Pois bem, não é de cheque que quero comentar e sim os precatórios. Quando se trata de utilizar os precatórios mesmo adquiridos de terceiros, para pagamento de tributos pelas empresas, tem como medida imediata o encontro de contas entre os entes públicos e empresas devedoras de tributos, previsto na Emenda Constitucional de dezembro de 2009. A partir desta edição, já foram editadas leis disciplinadoras em 11 estados brasileiros a fim de perfectibilizar a operação. A partir da nova lei, as Fazendas Públicas foram obrigadas a aceitar os precatórios como forma de pagamento de dívidas dos contribuintes. Já contam com a lei estadual o Rio de Janeiro, Mato Grosso, Mato Grosso do Sul, Ceará, Maranhão, Roraima, Santa Catarina, Alagoas, Rio Grande do Norte, Amazonas e Pará, além do Distrito Federal. Há que se considerar que São Paulo, há um projeto de lei em tramitação na Assembléia Legislativa do estado atendendo a demanda da Emenda supra.
No Rio de Janeiro, a compensação da dívida ativa que é de cerca de R$ 30 bilhões, começou a ser aceita este ano, com a publicação da Lei 5.647, de 2010. Com a edição do dispositivo normativo, a procuradoria recebeu os pedidos de compensações das empresas até o mês de maio, e para 2,2 mil débitos foram oferecidos precatórios. Esperamos que os novos legisladores gaúchos atentem para a necessidade da demanda corrigindo desta forma uma grave distorção social aos credores dos precatórios optando pela justiça social, regulamentando a matéria sobre o tema e que a Governadora tenha seus dias contados com sua arrogante atitude em autuar empresas que litigam na justiça por direitos constitucionais assegurados a fim de utilizarem créditos tributários ou oriundos de precatórios contra o ente devedor, para mantê-las, em primeiro lugar em solo gaúcho e, segundo continuem gerando impostos, empregos, rendas e sobretudo, riqueza regional.
E-amil: cos.schneider@gmail.com

quinta-feira, 18 de novembro de 2010

Desiguladades Regionais

A Revista Amanhã na edição número 268 de Outubro de 2010 publicou artigo muito oportuno com o momento político brasileiro, sobre a concentração de rendas públicas nas regiões do Norte, Nordeste e Centro Oeste, retiradas nas regiões do Sul e Sudeste do país. Artigo interessante que merece leitura atenta e pretenciosa.
No mesmo sentido caminham as ordens econômicas editadas pelo Congresso Nacional ocupado por mais de 60% dos parlamentares do país daquelas regiões que ditam as regras da distribuição das receitas decorrentes da arrecadação de tributos.
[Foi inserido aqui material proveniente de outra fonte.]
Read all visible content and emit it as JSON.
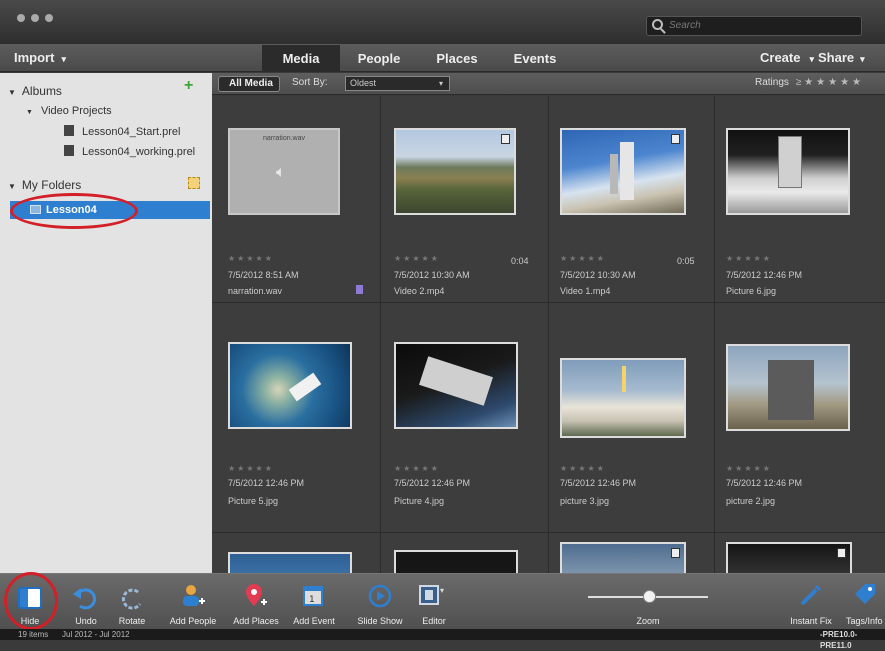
{
  "search": {
    "placeholder": "Search"
  },
  "menu": {
    "import_label": "Import",
    "tabs": [
      {
        "label": "Media",
        "active": true
      },
      {
        "label": "People"
      },
      {
        "label": "Places"
      },
      {
        "label": "Events"
      }
    ],
    "create_label": "Create",
    "share_label": "Share"
  },
  "sidebar": {
    "albums_label": "Albums",
    "video_projects_label": "Video Projects",
    "projects": [
      "Lesson04_Start.prel",
      "Lesson04_working.prel"
    ],
    "my_folders_label": "My Folders",
    "folder_label": "Lesson04"
  },
  "content_bar": {
    "all_media_label": "All Media",
    "sort_label": "Sort By:",
    "sort_value": "Oldest",
    "ratings_label": "Ratings"
  },
  "media": [
    {
      "date": "7/5/2012 8:51 AM",
      "name": "narration.wav",
      "duration": "",
      "thumb_caption": "narration.wav"
    },
    {
      "date": "7/5/2012 10:30 AM",
      "name": "Video 2.mp4",
      "duration": "0:04"
    },
    {
      "date": "7/5/2012 10:30 AM",
      "name": "Video 1.mp4",
      "duration": "0:05"
    },
    {
      "date": "7/5/2012 12:46 PM",
      "name": "Picture 6.jpg",
      "duration": ""
    },
    {
      "date": "7/5/2012 12:46 PM",
      "name": "Picture 5.jpg",
      "duration": ""
    },
    {
      "date": "7/5/2012 12:46 PM",
      "name": "Picture 4.jpg",
      "duration": ""
    },
    {
      "date": "7/5/2012 12:46 PM",
      "name": "picture 3.jpg",
      "duration": ""
    },
    {
      "date": "7/5/2012 12:46 PM",
      "name": "picture 2.jpg",
      "duration": ""
    }
  ],
  "toolbar": {
    "hide": "Hide",
    "undo": "Undo",
    "rotate": "Rotate",
    "add_people": "Add People",
    "add_places": "Add Places",
    "add_event": "Add Event",
    "slide_show": "Slide Show",
    "editor": "Editor",
    "zoom": "Zoom",
    "instant_fix": "Instant Fix",
    "tags_info": "Tags/Info"
  },
  "status": {
    "items": "19 items",
    "range": "Jul 2012 - Jul 2012",
    "version": "-PRE10.0-PRE11.0"
  },
  "colors": {
    "accent": "#2f7fd0",
    "annotation": "#d21f28"
  }
}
Os últimos ocupantes da cadeira do executivo nacional têm raízes fortes na metade norte do Brasil o que facilita de sobremaneira a efetivação dos atos do legislativo nacional a fim de atender demanda de regiões que elegem, derrubam, corrompem, aniquilam modelos de políticas públicas, na perpetuação dos vícios a exemplo do Bolsa Família, do bolsa transporte, vale, vale refeição, Prouni além do fracassado Enem.
Parte do Brasil que já foi próspero, se vê aniquilada das pretensões dos investimentos necessários ao desenvolvimento regional enquanto que outra parte vem merecendo fatia cada vez maior do bolo tributário arrecadados na região Sul e Sudeste. Enquanto que esta além de se saciar da voracidade fiscal tributária, é contemplada ainda com as isenções e renúncias fiscais, aquela continua sob o massacre na arrecadação de uma carga tributária que já alcança mais 40% do PIB. Bate à porta, agora, a vergonhosa CPMF com o nome de CS.
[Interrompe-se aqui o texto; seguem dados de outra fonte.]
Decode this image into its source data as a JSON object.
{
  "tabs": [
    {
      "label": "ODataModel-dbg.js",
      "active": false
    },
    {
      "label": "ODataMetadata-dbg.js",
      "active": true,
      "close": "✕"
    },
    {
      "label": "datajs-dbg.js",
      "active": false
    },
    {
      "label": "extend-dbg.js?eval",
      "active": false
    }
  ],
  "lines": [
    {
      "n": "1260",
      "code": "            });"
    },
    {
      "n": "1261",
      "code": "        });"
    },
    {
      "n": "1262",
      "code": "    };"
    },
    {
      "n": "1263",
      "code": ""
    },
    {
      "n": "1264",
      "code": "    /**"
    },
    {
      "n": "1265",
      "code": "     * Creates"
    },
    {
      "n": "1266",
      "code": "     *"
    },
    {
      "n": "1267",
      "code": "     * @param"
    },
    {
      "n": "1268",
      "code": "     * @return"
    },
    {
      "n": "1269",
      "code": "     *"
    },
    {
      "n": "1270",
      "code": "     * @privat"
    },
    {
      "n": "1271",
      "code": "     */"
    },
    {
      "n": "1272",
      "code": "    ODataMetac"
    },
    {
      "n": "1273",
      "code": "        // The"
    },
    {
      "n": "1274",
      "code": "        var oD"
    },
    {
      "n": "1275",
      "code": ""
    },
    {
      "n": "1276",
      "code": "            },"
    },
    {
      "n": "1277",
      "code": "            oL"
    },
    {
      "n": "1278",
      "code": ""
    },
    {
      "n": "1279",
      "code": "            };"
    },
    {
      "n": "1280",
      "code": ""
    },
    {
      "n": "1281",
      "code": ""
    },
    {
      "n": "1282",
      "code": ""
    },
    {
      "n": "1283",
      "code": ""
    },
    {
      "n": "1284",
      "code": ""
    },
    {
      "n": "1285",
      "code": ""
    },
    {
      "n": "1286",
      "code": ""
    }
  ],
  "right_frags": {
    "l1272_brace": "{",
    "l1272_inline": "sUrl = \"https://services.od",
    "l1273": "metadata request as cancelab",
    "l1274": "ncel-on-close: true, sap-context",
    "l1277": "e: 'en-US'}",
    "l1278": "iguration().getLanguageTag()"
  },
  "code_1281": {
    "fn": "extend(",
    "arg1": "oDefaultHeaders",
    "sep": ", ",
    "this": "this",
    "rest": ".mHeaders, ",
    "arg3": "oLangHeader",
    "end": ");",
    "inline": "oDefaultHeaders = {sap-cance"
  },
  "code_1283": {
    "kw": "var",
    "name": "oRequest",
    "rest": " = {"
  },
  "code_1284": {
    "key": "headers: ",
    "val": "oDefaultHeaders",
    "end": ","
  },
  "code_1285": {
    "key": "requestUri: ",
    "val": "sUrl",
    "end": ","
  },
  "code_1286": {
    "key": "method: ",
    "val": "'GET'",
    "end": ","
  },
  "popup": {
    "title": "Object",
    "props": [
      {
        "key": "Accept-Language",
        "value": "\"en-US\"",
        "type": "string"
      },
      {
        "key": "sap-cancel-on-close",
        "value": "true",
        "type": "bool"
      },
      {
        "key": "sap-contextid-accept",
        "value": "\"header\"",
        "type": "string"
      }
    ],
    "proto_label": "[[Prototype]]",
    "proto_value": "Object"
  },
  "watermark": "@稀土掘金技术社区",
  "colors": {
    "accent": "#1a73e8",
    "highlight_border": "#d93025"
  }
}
O Banco Nacional de Desenvolvimento Econômico e Social – BNDES, por sua vez, como generosamente tem demonstrado certo carinho pela metade norte do país, vem contemplando os projetos de investimento daquelas regiões enquanto os empreendedores do Sul e o Sudeste aguardam desesperançosos, em longas filas por conta de seus projetos de financiamento não atendidos.
“Mutatis... Mutantis” é golpe mortal a carta constitucional brasileira que qualquer estudante de direito identifica como método agressivo. O artigo 159 da Constituição estabelece forma de repartição dos impostos arrecadados em todo o país. No Rio Grande do Sul foram arrecadados em 2009 R$ 11,765 Bilhões somente em impostos, excluídas as contribuições de todas as naturezas e as taxas além das multas, juros moratórios e penais. Somados estes valores ultrapassamos a fronteira dos R$ 30 Bilhões retirados da economia gaúcha, remetidos ao governo central onde se perdem no ralo do desperdício.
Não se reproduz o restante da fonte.